Friday, March 20, 2009

Human Rights (for some)

Homeless refugees in Gaza shelter in the ruins of their home.

Debate goes on in Australia about the need for a Bill of Rights or Charter of Rights. Those for such a document argue that it would guarantee and enshrine the basic rights of all citizens, to be upheld in our courts of law. Those against maintain that our rights are best preserved through the workings of the federal parliament - claiming that our elected representatives, not unelected judges, should be the watchdogs of our freedom and rights.  Some assert that Australia is the only Western democracy without such a bill or charter.

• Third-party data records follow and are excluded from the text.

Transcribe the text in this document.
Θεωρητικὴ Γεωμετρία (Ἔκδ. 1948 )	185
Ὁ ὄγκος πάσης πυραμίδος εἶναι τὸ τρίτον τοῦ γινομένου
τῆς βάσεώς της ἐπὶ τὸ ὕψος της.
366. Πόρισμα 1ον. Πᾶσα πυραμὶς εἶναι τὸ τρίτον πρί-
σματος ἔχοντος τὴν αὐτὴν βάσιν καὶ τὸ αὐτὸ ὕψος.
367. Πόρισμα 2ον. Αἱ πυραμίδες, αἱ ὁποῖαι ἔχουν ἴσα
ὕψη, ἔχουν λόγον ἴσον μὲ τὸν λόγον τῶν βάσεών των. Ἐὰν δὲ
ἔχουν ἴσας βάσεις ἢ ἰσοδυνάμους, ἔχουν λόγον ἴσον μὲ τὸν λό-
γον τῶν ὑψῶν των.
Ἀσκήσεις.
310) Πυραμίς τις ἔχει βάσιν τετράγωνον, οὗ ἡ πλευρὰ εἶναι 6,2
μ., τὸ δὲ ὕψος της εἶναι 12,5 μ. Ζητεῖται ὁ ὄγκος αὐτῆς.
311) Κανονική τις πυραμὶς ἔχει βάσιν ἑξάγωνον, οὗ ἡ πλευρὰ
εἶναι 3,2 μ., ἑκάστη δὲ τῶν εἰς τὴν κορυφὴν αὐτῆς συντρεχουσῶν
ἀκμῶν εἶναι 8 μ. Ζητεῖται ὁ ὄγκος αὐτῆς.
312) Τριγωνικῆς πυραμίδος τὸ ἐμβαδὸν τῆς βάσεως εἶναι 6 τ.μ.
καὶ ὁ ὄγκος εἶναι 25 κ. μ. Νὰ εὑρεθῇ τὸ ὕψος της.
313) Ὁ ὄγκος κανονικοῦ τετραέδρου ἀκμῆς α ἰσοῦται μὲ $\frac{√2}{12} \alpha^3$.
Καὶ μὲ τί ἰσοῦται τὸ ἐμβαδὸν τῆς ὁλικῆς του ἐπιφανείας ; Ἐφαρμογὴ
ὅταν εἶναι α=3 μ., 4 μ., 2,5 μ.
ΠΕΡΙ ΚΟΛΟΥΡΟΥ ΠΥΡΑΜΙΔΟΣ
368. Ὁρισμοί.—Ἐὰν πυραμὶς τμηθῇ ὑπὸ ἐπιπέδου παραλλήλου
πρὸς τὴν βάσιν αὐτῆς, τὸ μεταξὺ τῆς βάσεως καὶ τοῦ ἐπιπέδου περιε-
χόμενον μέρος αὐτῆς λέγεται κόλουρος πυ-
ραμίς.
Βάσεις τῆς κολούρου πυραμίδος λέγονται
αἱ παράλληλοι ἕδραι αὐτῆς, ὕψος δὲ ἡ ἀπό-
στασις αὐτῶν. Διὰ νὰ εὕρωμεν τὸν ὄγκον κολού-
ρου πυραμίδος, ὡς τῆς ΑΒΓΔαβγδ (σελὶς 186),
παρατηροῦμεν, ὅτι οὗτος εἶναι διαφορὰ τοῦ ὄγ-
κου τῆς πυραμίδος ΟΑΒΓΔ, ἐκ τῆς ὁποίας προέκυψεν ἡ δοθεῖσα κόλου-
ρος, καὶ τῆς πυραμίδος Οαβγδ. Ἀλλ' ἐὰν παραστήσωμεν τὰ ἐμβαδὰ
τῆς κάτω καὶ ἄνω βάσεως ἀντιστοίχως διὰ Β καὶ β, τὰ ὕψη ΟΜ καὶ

As the "only democracy in the Middle East" Israel would, one imagines, assume responsibility for the basic rights of all its citizens and those living under its military occupation.  But of course it doesn't. Only its Jewish citizens are entitled to the full protection of Israeli laws. Its Arab citizens enjoy only a second-class status. The Palestinians under its protection as an occupying power (in Gaza, the West Bank and East Jerusalem) face the theft and destruction of their property, imprisonment without trial, restrictions of movement and beatings and killings by army personnel, with no meaningful recourse to law. Land thefts and extra-judicial killings by agents of the state continue to go unpunished.

Such a debate as we are having in Australia is irrelevant in the context of Israel. When laws are enacted for the benefit of some, and denied to others, then surely this earns Israel the definition of a racist state. While it continues on its present course Israel will increasingly be seen as a pariah nation by the rest of the world.